Le bureau de l’inspecteur général a également annoncé jeudi que plus de 1 000 personnes ont été inculpées de délits de fraude aux allocations de chômage depuis mars 2020, et qu’il y a eu plus de 400 condamnations à ce jour. Il a ouvert plus de 190 000 enquêtes sur la fraude aux allocations de chômage, soit une augmentation de plus de 1 000 fois du volume des travaux d’assurance-chômage du bureau.

Le système d’assurance-chômage n’est pas le seul programme pandémique qui a été victime de fraude dans le chaos provoqué par la pandémie.

Le programme de protection des chèques de paie de la Small Business Administration, ou PPP, était en proie à des prêts douteux et à une fraude endémique, même s’il a réussi à aider de nombreuses entreprises à continuer de payer leurs employés pendant la pandémie.

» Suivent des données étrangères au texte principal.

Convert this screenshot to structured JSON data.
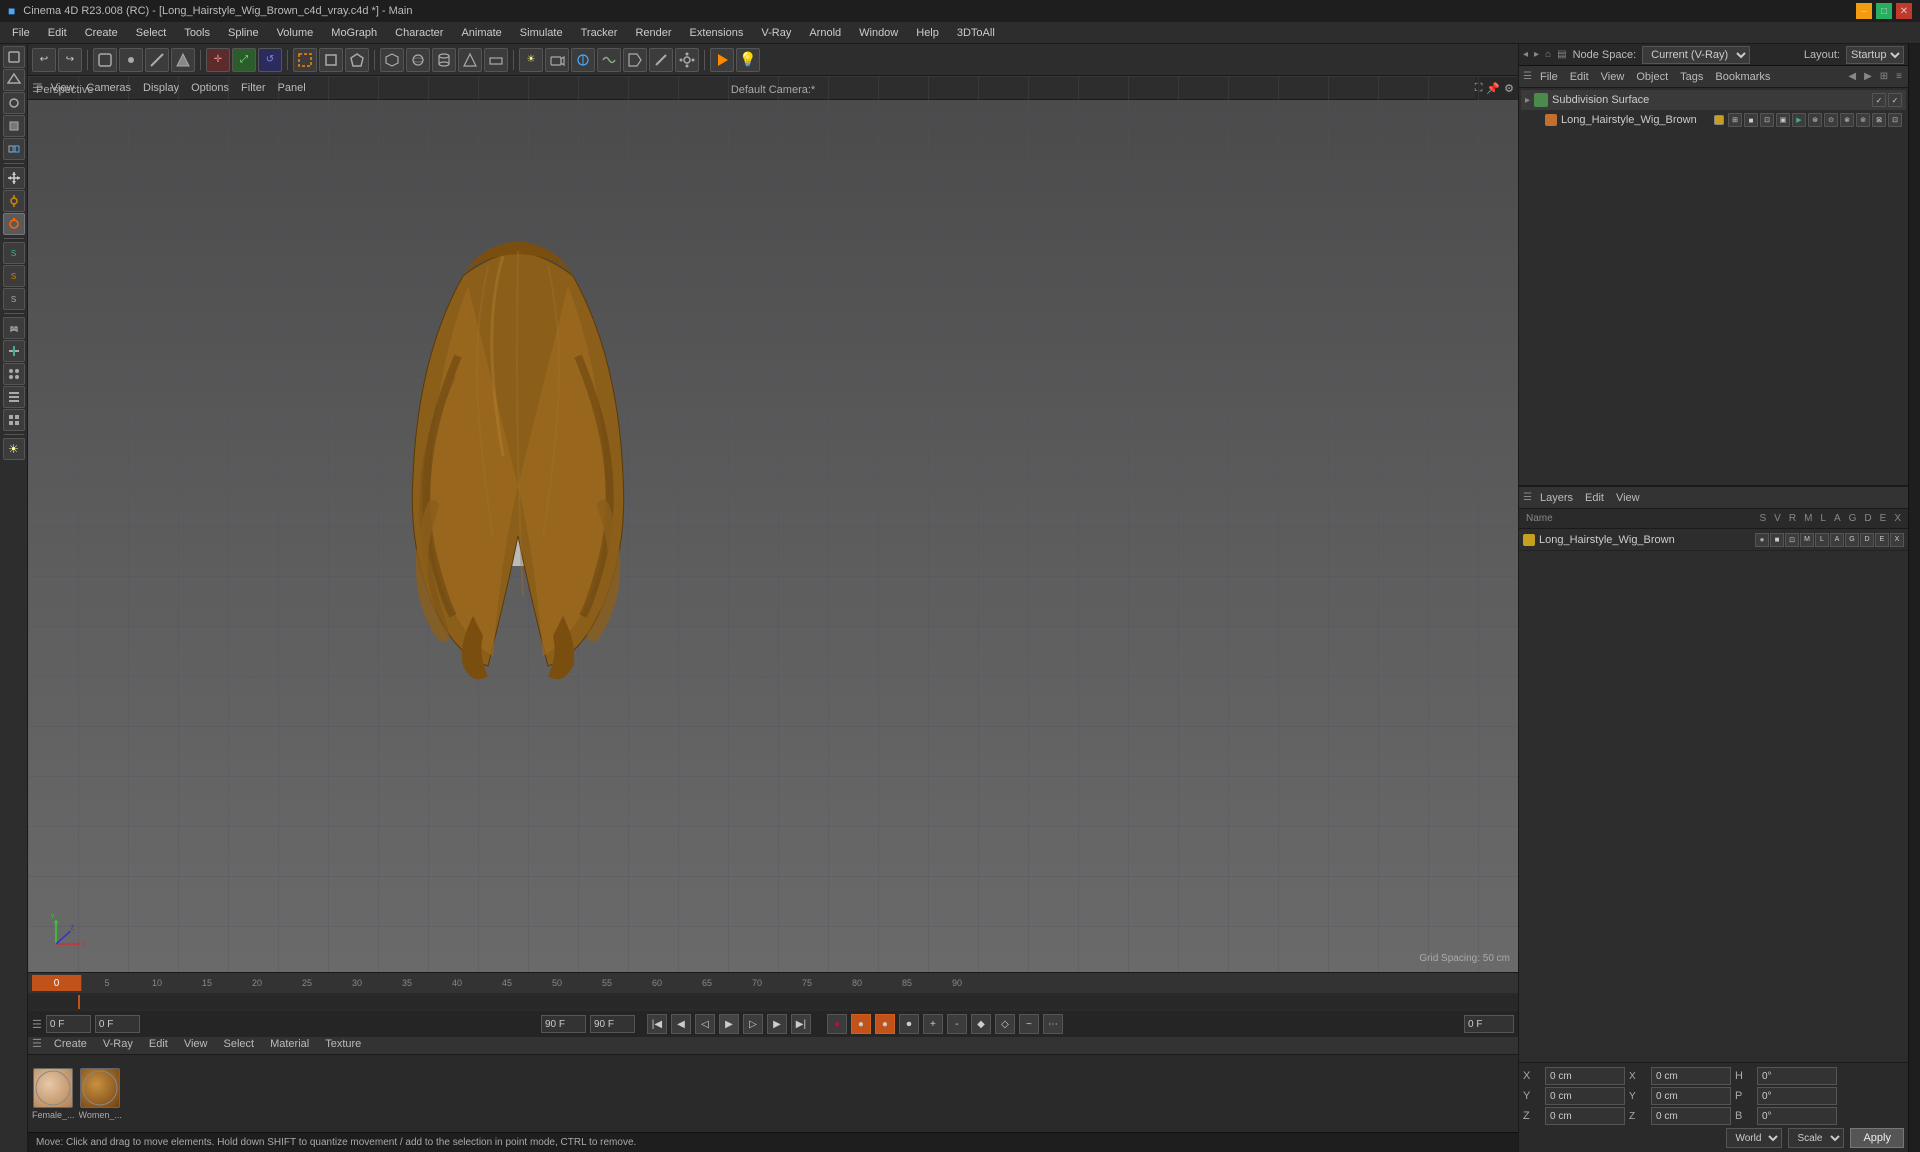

Au total, le programme a fourni 813,7 milliards de dollars de prêts aux petites entreprises, qui ont été annulés si l’entreprise dépensait l’argent pour des dépenses éligibles.

Le bureau de l’inspecteur général de la Small Business Administration a déclaré que plus de 70 000 prêts PPP totalisant plus de 4,6 milliards de dollars pourraient être potentiellement frauduleux, selon un Rapport de mai 2022.

« Ces prêts ne peuvent être considérés comme potentiellement frauduleux que parce que le BIG n’a pas effectué d’examen document par document des dossiers de prêt pour confirmer ou résoudre l’activité suspecte ; cependant, nos enquêtes ont confirmé un niveau d’activité frauduleuse sans précédent. Nous nous efforçons d’identifier toute l’étendue de la fraude PPP », lit-on dans le rapport.

Séparément, le département de la Justice a poursuivi plus de 150 accusés dans plus de 95 affaires pénales et a saisi plus de 75 millions de dollars en espèces, ainsi que des biens immobiliers et de luxe, en mai 2022.
Et rien que cette semaine, le département charges annoncées contre 47 personnes accusées d’avoir volé 250 millions de dollars à un programme fédéral destiné à fournir des repas aux enfants nécessiteux pendant la pandémie. Le schéma est le la plus grande fraude liée au Covid-19 découvert par les enquêteurs à ce jour, a indiqué le département. Les accusés font face à une série d’accusations, notamment de complot, de fraude électronique, de blanchiment d’argent et de paiement et de réception de pots-de-vin illégaux.
Les accusés ont mis en place un réseau de sociétés fictives liées à l’organisation à but non lucratif Feeding our Future, basée au Minnesota, pour exploiter le programme fédéral de nutrition infantile, conçu pour fournir repas aux enfants de familles à faible revenu, ont déclaré les procureurs.

Hannah Rabinowitz et Omar Jimenez de CNN ont contribué à ce rapport.



Source link

Laisser un commentaire

Votre adresse de messagerie ne sera pas publiée.